Background
Introduction: Simulating Visualisation for Smarter Agents
Autonomous AI agents operate in increasingly complex visual worlds, from physical robotics navigating cluttered spaces to virtual agents interacting in rich simulations. Success requires more than reacting to immediate sensory input; it demands the ability to anticipate visual futures, explore unseen possibilities, and learn efficiently from limited real-world visual experience. Computational visual imagination (online generation and manipulation of visual scenarios) and visual dreams (offline synthesis and processing of visual data) are becoming essential capabilities for next-generation autonomous agents.
We define:
Visual Imagination: The agent's ability to use its internal models to actively generate and manipulate visual representations (images, scenes, viewpoints, object transformations) of states, actions, or outcomes not currently perceived.
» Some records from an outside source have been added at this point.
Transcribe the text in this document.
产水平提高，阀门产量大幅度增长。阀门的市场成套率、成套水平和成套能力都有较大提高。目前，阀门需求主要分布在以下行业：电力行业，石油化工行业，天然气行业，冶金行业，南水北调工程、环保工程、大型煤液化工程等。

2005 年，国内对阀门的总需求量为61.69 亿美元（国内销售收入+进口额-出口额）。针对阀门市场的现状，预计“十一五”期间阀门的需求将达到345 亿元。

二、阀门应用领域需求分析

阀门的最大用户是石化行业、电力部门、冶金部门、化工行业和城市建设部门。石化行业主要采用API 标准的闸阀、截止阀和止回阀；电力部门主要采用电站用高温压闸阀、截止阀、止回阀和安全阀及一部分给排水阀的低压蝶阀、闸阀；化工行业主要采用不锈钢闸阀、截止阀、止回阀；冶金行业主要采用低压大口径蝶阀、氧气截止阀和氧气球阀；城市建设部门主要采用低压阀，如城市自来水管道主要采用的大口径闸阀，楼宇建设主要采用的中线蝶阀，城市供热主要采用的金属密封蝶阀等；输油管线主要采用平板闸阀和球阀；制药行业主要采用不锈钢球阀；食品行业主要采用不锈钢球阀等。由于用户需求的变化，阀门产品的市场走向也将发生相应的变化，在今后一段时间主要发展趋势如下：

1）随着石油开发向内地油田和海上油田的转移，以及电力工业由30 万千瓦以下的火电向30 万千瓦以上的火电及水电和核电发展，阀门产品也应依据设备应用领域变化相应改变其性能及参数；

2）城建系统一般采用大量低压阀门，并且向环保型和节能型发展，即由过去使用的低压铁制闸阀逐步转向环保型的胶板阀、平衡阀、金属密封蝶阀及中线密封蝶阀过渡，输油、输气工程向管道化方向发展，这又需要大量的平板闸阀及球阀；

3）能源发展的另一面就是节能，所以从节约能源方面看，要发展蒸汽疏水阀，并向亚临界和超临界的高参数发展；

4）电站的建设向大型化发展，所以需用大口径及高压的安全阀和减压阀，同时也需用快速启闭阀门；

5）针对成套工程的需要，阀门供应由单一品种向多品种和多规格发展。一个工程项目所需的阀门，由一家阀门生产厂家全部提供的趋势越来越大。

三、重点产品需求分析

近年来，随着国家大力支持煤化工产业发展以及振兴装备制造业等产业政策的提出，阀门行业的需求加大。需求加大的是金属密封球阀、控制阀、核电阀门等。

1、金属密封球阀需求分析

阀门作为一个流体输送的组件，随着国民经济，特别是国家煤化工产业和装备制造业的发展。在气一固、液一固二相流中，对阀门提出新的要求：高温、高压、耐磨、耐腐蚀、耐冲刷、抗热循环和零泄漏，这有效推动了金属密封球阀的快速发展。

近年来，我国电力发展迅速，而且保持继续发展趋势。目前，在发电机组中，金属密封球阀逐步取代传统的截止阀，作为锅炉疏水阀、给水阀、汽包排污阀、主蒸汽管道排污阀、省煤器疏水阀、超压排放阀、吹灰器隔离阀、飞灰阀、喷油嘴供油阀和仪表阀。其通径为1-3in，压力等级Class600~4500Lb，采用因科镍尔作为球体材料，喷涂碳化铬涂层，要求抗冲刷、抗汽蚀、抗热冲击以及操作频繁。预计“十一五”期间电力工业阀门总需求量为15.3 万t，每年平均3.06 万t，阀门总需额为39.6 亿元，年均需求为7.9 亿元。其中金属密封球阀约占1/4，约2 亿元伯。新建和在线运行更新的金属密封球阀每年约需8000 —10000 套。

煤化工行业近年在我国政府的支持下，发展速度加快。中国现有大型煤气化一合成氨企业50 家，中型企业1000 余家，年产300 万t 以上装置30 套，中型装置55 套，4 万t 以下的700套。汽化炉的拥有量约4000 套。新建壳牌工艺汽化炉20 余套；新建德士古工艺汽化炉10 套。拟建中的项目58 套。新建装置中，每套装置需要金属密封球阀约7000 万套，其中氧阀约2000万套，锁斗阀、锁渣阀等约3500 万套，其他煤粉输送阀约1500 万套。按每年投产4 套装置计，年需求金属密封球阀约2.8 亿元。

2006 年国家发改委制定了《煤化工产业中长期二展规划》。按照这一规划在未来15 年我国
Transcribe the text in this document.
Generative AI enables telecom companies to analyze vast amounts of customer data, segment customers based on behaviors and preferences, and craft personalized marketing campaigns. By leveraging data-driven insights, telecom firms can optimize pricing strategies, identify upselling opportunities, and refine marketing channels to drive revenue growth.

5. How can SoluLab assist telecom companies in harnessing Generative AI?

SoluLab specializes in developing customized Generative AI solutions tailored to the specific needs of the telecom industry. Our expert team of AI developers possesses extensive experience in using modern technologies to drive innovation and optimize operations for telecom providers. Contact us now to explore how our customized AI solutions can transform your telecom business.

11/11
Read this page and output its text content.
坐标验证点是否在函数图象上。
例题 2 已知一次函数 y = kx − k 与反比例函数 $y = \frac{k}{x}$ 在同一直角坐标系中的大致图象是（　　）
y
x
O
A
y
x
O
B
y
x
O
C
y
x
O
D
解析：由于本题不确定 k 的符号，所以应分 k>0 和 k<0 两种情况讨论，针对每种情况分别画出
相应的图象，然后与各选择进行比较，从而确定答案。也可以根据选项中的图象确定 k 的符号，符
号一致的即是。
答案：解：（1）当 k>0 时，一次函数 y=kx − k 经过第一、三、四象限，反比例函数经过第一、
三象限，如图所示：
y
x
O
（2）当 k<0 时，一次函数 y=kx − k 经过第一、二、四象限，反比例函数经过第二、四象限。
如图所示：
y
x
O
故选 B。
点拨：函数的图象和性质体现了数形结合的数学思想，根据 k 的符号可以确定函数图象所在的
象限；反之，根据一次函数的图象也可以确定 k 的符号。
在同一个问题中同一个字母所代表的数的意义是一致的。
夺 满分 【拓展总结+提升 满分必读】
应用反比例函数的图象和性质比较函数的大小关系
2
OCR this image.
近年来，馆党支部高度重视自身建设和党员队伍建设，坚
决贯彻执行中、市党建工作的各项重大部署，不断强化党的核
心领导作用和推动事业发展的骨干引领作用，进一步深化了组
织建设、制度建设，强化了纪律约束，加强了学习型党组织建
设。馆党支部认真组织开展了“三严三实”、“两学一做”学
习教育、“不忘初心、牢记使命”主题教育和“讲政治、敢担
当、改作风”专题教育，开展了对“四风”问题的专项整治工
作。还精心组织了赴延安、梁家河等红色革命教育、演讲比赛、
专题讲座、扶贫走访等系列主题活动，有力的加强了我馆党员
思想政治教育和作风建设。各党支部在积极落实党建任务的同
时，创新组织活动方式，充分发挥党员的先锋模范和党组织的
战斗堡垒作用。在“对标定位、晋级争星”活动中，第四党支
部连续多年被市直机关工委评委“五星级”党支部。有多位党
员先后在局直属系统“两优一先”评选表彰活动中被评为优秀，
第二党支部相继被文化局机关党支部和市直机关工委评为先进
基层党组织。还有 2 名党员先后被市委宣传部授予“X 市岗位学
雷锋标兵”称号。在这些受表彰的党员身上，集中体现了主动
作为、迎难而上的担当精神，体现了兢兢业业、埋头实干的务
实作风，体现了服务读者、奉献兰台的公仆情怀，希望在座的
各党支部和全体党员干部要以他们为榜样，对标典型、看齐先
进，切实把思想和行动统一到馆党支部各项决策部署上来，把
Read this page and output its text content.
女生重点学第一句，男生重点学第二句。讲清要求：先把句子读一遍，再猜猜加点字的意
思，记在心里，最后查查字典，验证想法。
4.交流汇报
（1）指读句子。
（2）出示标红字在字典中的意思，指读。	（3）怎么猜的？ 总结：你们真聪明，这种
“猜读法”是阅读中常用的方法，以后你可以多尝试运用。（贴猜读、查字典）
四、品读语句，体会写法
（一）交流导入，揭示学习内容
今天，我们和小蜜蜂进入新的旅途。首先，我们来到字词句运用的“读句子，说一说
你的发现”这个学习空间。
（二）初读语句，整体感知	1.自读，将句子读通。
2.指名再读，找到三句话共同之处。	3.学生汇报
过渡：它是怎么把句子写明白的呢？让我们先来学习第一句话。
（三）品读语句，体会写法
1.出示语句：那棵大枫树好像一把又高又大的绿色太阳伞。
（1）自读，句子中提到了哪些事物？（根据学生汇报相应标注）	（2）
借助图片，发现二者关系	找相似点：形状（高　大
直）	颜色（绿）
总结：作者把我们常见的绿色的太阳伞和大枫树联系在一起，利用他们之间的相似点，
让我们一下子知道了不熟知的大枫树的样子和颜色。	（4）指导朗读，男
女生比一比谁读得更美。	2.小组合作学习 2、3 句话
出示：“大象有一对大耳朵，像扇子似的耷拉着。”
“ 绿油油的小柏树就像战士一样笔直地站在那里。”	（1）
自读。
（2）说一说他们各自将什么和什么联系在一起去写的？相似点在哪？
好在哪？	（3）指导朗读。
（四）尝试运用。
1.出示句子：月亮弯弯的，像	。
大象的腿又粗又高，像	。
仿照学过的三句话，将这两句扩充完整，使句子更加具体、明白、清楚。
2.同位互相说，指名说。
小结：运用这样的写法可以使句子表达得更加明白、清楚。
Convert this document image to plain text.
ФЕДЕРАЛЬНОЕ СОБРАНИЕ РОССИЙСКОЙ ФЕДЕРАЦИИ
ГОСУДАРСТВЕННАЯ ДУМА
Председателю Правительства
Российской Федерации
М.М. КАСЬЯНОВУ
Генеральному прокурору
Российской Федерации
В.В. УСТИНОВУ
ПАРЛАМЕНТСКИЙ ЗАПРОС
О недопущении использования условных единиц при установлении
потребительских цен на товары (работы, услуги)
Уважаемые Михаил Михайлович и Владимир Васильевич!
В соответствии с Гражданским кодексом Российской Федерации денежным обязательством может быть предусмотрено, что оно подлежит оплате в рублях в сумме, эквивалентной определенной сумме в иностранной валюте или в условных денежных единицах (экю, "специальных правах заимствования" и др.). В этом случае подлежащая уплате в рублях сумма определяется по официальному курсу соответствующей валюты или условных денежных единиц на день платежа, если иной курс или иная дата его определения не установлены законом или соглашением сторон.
This includes predicting future visual states, visualizing counterfactuals, and synthesizing novel visual concepts.
Visual Dreams: The agent's ability to engage in offline processing involving the generation, replay, augmentation, or recombination of visual experiences (real or synthetic) solely for the purpose of improving its internal models (visual perception, world dynamics, policy) without external interaction.
Crucially, we address these as functional computational processes, not conscious experiences. Their power lies in enabling agents to "see" possibilities, learn from synthetic sight, and act with visual foresight.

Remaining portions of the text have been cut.